I felt the instructors were really good at conveying the core intention of Restorative Justice. That they really lived it. Walked the walk, talked the talk. It was very apparent that everyone’s heart was truly in it that was involved. I learned that there is always a healing that takes place when there is a willingness of people to come to the table and communicate. It’s a very positive thing as far as reconciliation or healing goes,” says Robin Sunquiet, another participant in the training.

It is worth mentioning that the language of victims and offenders does shape ongoing social realities. The larger issue is that harming and harmed people are always more than the behaviors or consequences that are part of a person’s life experiences. “Ours is a system that harms people who harm people to show that harming people is wrong. All that does is replicate and reproduce harm until harm saturates our very existence,” – Fania Davis.

The Restorative Justice movement has seen a worldwide expansion and there are resource centers available in almost every major city and town across the country. There are many flaws within the current criminal justice system and its impact on communities. Especially minority communities with whole generations condemned to vicious cycles of incarceration. It also aggravates social, economic, and racial inequalities.

This framework of Restorative Justice provides a very radical and compassionate model to help us come together to be stronger communities with understanding in mutual aid and harm reduction. Restorative Justice gives people who have been harmed the chance to talk about the impact of the incident and seek answers about why it happened in a face-to-face meeting, via video, or through letters. It also helps the person responsible for the harm to understand the impact of their actions and can encourage them to change their behavior.

Starting with youth carries over and moves us forward.

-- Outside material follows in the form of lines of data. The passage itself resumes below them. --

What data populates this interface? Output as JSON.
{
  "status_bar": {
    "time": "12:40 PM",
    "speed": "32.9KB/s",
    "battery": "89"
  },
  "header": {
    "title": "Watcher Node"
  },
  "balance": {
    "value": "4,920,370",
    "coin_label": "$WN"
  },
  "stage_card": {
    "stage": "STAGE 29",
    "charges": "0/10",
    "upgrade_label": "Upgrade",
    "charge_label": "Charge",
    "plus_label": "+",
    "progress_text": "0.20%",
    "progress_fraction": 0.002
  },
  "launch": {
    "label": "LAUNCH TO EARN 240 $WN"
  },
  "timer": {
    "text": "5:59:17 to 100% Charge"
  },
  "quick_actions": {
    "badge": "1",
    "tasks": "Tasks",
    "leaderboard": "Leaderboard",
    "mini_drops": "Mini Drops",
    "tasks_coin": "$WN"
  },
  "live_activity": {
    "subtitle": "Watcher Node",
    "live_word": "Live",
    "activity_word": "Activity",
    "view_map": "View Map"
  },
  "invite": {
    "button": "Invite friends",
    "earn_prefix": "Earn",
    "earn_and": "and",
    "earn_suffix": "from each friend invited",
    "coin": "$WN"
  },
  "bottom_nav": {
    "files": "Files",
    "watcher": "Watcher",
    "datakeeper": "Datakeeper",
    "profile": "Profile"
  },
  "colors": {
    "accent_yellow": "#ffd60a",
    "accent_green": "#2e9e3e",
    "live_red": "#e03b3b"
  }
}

It can and will substantially change our future in our communities and the future of individuals. With this framework, individuals don’t have to become products of their conditioning and environment. They can find their sense of identity and true selves if given the opportunity and encouragement to do so.

The Restorative Justice program is always looking for donations as it is a non profit, and those funds help support these important programs in our community. The dates have not been set yet, but there should be upcoming opportunities for another free training in the year 2023! In the meantime, you can find out more about the Cook county Restorative Justice program at https:// northshorehealthcarefoundation.org/programs/restorative-justice/

There are also many great resources to be found at the Duluth Center for Restorative Justice and Peacemaking website: https://rjp.d.umn.edu/.

If this topic has sparked an interest in you, please consider what more you could do here in this region to support models and resources of relationship building and reconciliation within our communities.